Quantitative real-time PCR (qRT-PCR)
RNA extraction was carried out applying TRIzol regent (Thermo Fisher Scientific). PrimeScript™ RT reagent Kit (Takara, Dalian, China) and TB Green® Premix Ex Taq™ (Takara) were applied to synthesize cDNA and PCR reaction. GAPDH served as loading control. The relative expression of mRNA was analyzed by 2−ΔΔCT method.
Western blotting
Utilizing RIPA Lysis Buffer (Thermo Fisher Scientific), total proteins were extracted from cells. The proteins were separated by 10% SDS-PAGE, and then transferred on a nitrocellulose membrane.
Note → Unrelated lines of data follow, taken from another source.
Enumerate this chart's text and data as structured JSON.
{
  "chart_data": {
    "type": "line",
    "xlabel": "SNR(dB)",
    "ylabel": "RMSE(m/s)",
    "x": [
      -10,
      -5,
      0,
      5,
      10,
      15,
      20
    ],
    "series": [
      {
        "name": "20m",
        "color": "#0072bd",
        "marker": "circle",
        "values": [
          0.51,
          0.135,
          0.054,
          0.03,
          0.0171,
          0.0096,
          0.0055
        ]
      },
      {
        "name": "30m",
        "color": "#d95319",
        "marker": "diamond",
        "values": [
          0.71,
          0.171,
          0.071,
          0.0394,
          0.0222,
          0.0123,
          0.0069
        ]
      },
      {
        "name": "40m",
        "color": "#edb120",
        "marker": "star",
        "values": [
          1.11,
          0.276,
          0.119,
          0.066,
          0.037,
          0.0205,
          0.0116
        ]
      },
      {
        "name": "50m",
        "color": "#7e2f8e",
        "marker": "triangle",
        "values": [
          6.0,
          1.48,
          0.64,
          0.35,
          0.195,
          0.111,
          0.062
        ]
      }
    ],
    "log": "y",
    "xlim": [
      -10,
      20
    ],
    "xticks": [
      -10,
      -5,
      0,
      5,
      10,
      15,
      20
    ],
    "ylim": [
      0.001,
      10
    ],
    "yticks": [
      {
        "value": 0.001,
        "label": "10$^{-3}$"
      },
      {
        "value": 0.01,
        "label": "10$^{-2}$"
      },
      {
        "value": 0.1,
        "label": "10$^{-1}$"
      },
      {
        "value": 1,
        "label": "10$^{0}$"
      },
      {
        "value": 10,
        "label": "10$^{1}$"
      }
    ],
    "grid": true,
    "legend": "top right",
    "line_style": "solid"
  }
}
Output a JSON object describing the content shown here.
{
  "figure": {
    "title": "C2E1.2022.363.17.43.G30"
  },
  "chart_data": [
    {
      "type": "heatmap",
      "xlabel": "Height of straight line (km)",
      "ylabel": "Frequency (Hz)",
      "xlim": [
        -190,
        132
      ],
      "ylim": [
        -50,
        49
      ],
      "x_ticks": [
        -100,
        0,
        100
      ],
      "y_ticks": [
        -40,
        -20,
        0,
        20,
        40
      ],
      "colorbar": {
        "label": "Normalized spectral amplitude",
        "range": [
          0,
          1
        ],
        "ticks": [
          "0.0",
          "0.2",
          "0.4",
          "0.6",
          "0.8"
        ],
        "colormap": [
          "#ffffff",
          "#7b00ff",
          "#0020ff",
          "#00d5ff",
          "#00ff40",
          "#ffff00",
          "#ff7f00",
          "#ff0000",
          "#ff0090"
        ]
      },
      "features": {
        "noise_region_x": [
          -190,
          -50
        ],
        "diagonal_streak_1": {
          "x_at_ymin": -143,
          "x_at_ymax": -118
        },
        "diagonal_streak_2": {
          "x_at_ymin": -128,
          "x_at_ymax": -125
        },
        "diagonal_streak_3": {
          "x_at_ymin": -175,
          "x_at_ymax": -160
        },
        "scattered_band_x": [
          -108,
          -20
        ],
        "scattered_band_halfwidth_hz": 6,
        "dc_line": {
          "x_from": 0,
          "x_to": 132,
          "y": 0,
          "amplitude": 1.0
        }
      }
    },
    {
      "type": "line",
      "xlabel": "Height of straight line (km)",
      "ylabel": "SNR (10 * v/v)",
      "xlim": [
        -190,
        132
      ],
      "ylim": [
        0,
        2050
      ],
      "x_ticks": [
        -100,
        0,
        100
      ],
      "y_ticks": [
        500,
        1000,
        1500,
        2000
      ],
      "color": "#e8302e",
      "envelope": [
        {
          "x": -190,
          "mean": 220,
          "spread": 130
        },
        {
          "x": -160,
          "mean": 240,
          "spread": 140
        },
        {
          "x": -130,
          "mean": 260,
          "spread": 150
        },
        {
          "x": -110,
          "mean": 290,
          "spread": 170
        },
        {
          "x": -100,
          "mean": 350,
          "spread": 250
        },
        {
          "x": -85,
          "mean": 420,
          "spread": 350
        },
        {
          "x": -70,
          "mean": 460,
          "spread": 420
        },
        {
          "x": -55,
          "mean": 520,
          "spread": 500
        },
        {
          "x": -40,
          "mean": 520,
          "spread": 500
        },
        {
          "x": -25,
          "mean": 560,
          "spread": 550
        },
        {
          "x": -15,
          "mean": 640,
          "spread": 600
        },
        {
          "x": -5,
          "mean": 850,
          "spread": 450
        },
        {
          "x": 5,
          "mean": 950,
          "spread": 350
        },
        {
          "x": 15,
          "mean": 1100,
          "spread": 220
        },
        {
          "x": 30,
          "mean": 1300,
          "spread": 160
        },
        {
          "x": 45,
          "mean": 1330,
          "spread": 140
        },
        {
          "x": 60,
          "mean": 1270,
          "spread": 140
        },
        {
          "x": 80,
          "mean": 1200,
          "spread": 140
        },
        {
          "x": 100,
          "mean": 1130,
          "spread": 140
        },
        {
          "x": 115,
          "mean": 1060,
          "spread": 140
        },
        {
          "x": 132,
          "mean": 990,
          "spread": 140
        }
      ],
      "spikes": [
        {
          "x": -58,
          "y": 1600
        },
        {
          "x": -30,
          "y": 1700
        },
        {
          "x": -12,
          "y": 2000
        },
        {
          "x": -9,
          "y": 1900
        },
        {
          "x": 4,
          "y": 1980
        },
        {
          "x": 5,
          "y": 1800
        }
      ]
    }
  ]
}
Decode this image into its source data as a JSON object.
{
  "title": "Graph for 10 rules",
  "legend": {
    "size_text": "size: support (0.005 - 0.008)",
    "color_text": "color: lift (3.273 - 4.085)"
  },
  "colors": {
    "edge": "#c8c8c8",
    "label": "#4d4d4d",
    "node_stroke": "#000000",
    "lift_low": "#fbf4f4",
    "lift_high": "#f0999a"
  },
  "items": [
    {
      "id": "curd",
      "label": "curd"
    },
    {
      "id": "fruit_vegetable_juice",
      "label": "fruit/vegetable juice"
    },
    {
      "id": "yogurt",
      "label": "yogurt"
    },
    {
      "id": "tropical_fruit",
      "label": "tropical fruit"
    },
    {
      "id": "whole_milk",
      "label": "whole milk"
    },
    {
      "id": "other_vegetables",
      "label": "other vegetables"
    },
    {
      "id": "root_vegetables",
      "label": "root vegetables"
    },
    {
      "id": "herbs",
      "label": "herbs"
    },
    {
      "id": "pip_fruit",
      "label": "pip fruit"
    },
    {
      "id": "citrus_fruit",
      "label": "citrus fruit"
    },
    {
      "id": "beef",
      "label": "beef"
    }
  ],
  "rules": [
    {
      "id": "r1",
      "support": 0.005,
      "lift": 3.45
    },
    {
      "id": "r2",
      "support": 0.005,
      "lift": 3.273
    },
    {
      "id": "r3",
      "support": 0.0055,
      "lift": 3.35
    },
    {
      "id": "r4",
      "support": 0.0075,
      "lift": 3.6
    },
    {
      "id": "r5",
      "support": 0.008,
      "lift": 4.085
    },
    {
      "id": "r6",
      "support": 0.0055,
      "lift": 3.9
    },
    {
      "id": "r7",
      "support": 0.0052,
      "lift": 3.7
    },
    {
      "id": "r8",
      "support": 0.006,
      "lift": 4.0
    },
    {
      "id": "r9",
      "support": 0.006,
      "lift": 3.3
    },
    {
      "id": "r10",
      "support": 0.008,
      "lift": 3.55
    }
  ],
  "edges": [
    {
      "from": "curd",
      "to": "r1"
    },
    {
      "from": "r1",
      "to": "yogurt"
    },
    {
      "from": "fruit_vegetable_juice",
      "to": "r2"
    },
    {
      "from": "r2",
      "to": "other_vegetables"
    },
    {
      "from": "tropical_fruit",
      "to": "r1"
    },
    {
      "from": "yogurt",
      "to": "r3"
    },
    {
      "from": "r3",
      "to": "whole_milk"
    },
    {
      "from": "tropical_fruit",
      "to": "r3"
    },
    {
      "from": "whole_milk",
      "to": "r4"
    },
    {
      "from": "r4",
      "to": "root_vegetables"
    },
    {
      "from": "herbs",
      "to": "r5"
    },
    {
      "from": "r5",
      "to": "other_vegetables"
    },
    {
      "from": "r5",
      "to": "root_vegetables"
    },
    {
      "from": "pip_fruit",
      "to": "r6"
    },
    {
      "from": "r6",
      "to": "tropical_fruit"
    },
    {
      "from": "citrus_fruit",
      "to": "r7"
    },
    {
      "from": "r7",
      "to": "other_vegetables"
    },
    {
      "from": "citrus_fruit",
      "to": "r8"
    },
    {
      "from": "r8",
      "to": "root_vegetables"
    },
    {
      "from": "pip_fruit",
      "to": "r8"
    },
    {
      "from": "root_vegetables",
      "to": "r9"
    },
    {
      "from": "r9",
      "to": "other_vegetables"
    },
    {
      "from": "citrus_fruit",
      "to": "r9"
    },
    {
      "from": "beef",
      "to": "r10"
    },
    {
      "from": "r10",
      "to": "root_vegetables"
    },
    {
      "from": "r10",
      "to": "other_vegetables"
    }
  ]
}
The membranes were incubated with 5% skimmed milk, and then incubated with primary antibodies, SLC7A11 (1:1000 dilution; Cat#ab307601; Abcam, Cambridge, MA, USA), RRAGD (1:1000 dilution; Cat# ab187679; Abcam) or anti-GAPDH (1:5000 dilution; Cat#10494-1-AP; Proteintech, Wuhan, China). Goat anti-rabbit HRP-IgG (1:2000 dilution; Cat#SA00001-2; Proteintech) was utilized to visualize protein bands. Finally, WB bands were developed by Enhanced chemiluminescence reagent (Beyotime, Shanghai, China) and analyzed by Image J software.
Detection of ATP
ATP Assay Kit (Beyotime) was used to detect the levels of ATP in cells following the protocol of manufacturer. Chemiluminescence of each sample was detected on a Luminoskan Ascent (Labsystems, Franklin, MA, USA).
Cell death
Annexin V-FITC Apoptosis Detection Kit (Beyotime, Shanghai, China) was applied to assess cell death. Cell suspension (104 cells) was incubated with 5 µL Annexin V-FITC and 10 µL PI in darkness at 25°C for 20 min. Finally, cell death was analyzed on a FACSCalibur flow cytometer (BD Biosciences, San Diego, CA, USA) in 1 h.
Statistical methods
All statistical analyses and plots were realized through R language or python package. The spearman correlation coefficient was used to assess the correlation between variables. Two-tailed Student’s t test and one-way ANOVA were used to analyze the statistical difference. P values less than 0.05 were considered statistically significant.